Because paper mail addressed to the FTC is subject to delay due to heightened security screening, please consider submitting your comments in electronic form. Comments filed in electronic form should be submitted using the following Web link: https://ftcpublic.commentworks.com/ftc/furrulesreview (and following the instructions on the Web-based form). To ensure that the Commission considers an electronic comment, you must file it on the Web-based form at the Web link https://ftcpublic.commentworks.com/ftc/furrulesreview. If this notice of proposed rulemaking appears at http://www.regulations.gov/search/Regs/home.html#home, you may also file an electronic comment through that Web site. The Commission will consider all comments that regulations.gov forwards to it. You may also visit the FTC Web site at http://www.ftc.gov to read the notice of proposed rulemaking and the news release describing it.

A comment filed in paper form should include the “Fur Rules Review, Matter No. P074201” reference both in the text and on the envelope, and should be mailed or delivered to the following address: Federal Trade Commission, Office of the Secretary, Room H-113 (Annex O), 600 Pennsylvania Avenue, NW., Washington, DC 20580. The FTC is requesting that any comment filed in paper form be sent by courier or overnight service, if possible, because U.S. postal mail in the Washington area and at the Commission is subject to delay due to heightened security precautions.

The FTC Act and other laws that the Commission administers permit the collection of public comments to consider and use in this proceeding as appropriate. The Commission will consider all timely and responsive public comments that it receives, whether filed in paper or electronic form. Comments received will be available to the public on the FTC Web site, to the extent practicable, at http://www.ftc.gov/os/publiccomments.shtm. As a matter of discretion, the FTC makes every effort to remove home contact information for individuals from the public comments it receives before placing those comments on the FTC Web site. More information, including routine uses permitted by the Privacy Act, may be found in the FTC's privacy policy, at http://www.ftc.gov/ftc/privacy.htm.

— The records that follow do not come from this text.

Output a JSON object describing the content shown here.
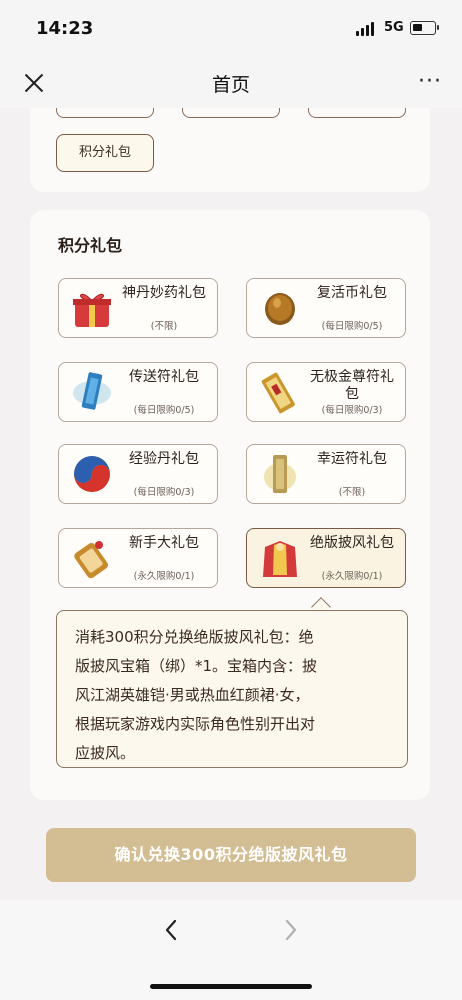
{
  "status": {
    "time": "14:23",
    "network": "5G"
  },
  "nav": {
    "title": "首页",
    "more": "···"
  },
  "top_card": {
    "chip_label": "积分礼包"
  },
  "section": {
    "title": "积分礼包",
    "packs": [
      {
        "name": "神丹妙药礼包",
        "limit": "(不限)",
        "icon": "red-gift-box-icon"
      },
      {
        "name": "复活币礼包",
        "limit": "(每日限购0/5)",
        "icon": "gold-coin-icon"
      },
      {
        "name": "传送符礼包",
        "limit": "(每日限购0/5)",
        "icon": "teleport-talisman-icon"
      },
      {
        "name": "无极金尊符礼包",
        "limit": "(每日限购0/3)",
        "icon": "gold-talisman-icon"
      },
      {
        "name": "经验丹礼包",
        "limit": "(每日限购0/3)",
        "icon": "experience-pill-icon"
      },
      {
        "name": "幸运符礼包",
        "limit": "(不限)",
        "icon": "luck-talisman-icon"
      },
      {
        "name": "新手大礼包",
        "limit": "(永久限购0/1)",
        "icon": "newbie-token-icon"
      },
      {
        "name": "绝版披风礼包",
        "limit": "(永久限购0/1)",
        "icon": "cape-icon"
      }
    ],
    "tooltip_lines": [
      "消耗300积分兑换绝版披风礼包：绝",
      "版披风宝箱（绑）*1。宝箱内含：披",
      "风江湖英雄铠·男或热血红颜裙·女，",
      "根据玩家游戏内实际角色性别开出对",
      "应披风。"
    ]
  },
  "confirm_button": "确认兑换300积分绝版披风礼包"
}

By direction of the Commission.

Donald S. Clark,

Secretary.

[FR Doc. 2011-5757 Filed 3-11-11; 8:45 am]

BILLING CODE 6750-01-P

Footnotes Back to Top

1. The comment must be accompanied by an explicit request for confidential treatment, including the factual and legal basis for the request, and must identify the specific portions of the comment to be withheld from the public record. The request will be granted or denied by the Commission's General Counsel, consistent with applicable law and the public interest. See FTC Rule 4.9(c), 16 CFR 4.9(c).